Suppose you want to know what $100 in 1990 is worth in 2026. In this dataset the CPI for 1990 is about 130.7 and for 2026 is about 330.2. The equivalent value is 100 x (330.2 / 130.7), which is 100 x 2.526, or roughly $252.60. In other words, you would need about $252.60 in 2026 to buy what $100 bought in 1990.
The total inflation over that span is (330.2 / 130.7 - 1) x 100, which is about 152.6%. Spread across the 36 years between 1990 and 2026, the average annual inflation rate is (330.2 / 130.7) ^ (1 / 36) - 1, which comes out to roughly 2.6% per year. This illustrates how even a seemingly moderate yearly rate produces a large cumulative effect over decades.
Inflation is the reason savings kept as idle cash lose value over time. If your money earns 1% in a savings account while prices rise 3%, your real return is negative and your purchasing power shrinks. This is why investors pay attention to real returns, meaning returns after subtracting inflation, rather than nominal returns. Inflation also affects wages, pensions, and government benefits, some of which include cost-of-living adjustments tied to the CPI. When negotiating a raise or evaluating a long-term contract, factoring in expected inflation helps ensure the real value of the money holds up.

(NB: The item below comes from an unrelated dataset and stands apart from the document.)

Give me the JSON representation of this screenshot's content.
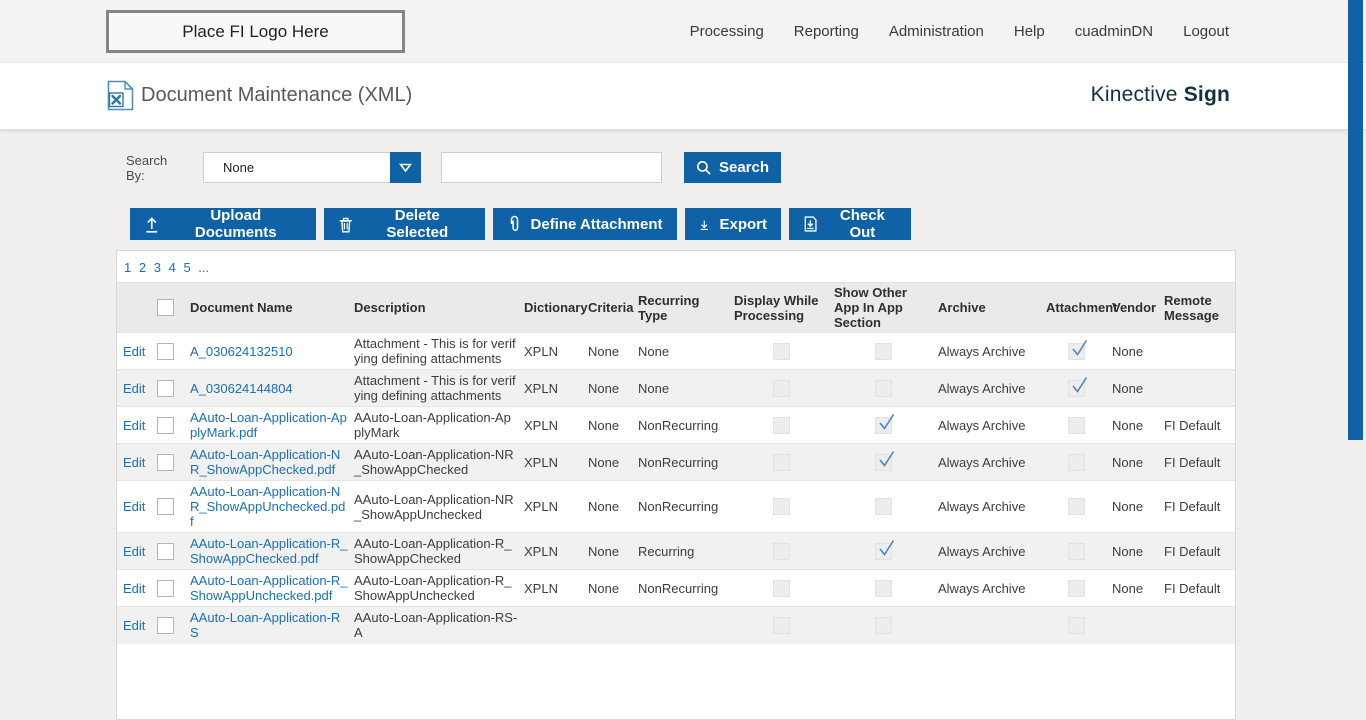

The CPI is a broad national average and may not reflect your personal experience of inflation. If you spend a large share of your income on categories that rose faster than average, such as housing or healthcare, your effective inflation rate could be higher than the headline number. The basket also changes over time, and quality adjustments for products like electronics can be difficult to capture. For those reasons, treat these figures as a reliable general guide rather than an exact accounting of any individual's costs. The most recent years in this tool are estimates and should be confirmed against official Bureau of Labor Statistics releases for precise work.